Starting on Jan. 1, nearly all Illinois residents became eligible to invest in businesses in the state looking to raise capital. The reason: recently enacted legislation (HB 3429) that provides an exemption for nonaccredited investors to participate in intrastate “equity crowdfunding.”

This alternative investment model has received more and more attention in state capitols in recent years, in part because policymakers and small- business groups grew restless over the wait for final federal rules on equity crowdfunding. Those final Securities and Exchange Commission rules will begin to take effect this spring, four years after passage of federal legislation that paved the way for interstate crowdfunding investments.

The state laws in place in Illinois and seven other Midwestern states, though, can still apply to intrastate activity.
“As a small-business owner, I know one of the most challenging aspects of running a business is having access to an adequate line of credit for the typical business-cash ebbs and flows,” says Illinois Rep. Carol Sente, a sponsor of HB 3429.

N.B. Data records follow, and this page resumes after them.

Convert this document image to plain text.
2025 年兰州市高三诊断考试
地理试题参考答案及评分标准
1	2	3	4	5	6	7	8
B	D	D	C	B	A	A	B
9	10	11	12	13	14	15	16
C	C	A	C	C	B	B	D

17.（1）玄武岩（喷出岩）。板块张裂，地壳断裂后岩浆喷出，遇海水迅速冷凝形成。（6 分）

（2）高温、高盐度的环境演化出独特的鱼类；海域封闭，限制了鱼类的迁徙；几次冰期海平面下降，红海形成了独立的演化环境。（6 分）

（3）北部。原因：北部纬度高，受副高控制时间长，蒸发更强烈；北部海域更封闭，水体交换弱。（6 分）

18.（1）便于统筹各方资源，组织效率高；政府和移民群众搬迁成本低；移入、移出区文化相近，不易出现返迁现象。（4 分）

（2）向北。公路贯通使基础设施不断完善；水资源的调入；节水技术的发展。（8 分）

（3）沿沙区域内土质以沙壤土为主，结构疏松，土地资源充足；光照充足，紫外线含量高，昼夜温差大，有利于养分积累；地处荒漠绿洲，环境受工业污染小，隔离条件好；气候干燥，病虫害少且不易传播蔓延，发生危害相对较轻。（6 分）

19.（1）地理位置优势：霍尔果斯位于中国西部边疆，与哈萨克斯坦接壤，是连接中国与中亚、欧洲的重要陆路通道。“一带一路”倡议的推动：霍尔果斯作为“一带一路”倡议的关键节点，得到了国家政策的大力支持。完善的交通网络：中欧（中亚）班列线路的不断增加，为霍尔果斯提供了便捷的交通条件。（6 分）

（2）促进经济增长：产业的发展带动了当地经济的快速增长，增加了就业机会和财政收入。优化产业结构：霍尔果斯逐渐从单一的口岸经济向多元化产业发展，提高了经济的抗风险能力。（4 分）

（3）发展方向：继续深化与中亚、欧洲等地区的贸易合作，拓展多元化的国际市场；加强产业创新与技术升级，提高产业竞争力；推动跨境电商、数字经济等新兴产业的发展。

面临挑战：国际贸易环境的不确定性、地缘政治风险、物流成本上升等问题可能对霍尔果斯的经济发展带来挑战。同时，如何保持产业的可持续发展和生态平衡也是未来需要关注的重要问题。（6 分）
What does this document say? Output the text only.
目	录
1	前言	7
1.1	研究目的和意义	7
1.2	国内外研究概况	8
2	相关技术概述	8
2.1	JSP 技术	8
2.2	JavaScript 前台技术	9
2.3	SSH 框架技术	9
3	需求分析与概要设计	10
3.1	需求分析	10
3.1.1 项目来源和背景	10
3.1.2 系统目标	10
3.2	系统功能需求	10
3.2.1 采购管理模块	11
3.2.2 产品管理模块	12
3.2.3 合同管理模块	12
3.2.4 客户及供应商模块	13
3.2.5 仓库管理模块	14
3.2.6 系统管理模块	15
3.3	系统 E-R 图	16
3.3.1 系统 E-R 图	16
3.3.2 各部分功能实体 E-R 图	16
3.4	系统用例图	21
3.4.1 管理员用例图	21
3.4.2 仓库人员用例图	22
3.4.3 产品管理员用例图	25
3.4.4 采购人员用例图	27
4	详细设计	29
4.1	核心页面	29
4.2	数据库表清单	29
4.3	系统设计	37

With equity crowdfunding, the pool of potential investors for a small business or startup is greatly expanded. That is because crowdfunding investors don’t have to meet typical accreditation requirements (net worth and income, for example) or go through the lengthy, expensive process of becoming accredited. HB 3429 passed with large bipartisan support, as well as with the help of a Small Business Caucus that Sente helped start in the Illinois House (it now counts 23 members).
“Access to capital remains one of the top five issues for small to medium-size businesses [in our state],” Sente says.
Under the Illinois law, a business can receive up to $4 million in intrastate crowdfunding every year. This cap is higher than in most other states — the typical limit is $2 million, and under Iowa’s new law (which took effect around the same time as Illinois’), the maximum is $1 million.
These state laws also restrict how much a nonaccredited investor can give to a single business. Most states set this cap at $5,000 annually per business. But there are exceptions (see table above). In the Midwest, three states allow nonaccredited investors to give up to $10,000 per business. Kansas, which has the oldest equity crowdfunding exemption (adopted in 2011, even before the federal JOBS Act), sets the maximum at $1,000.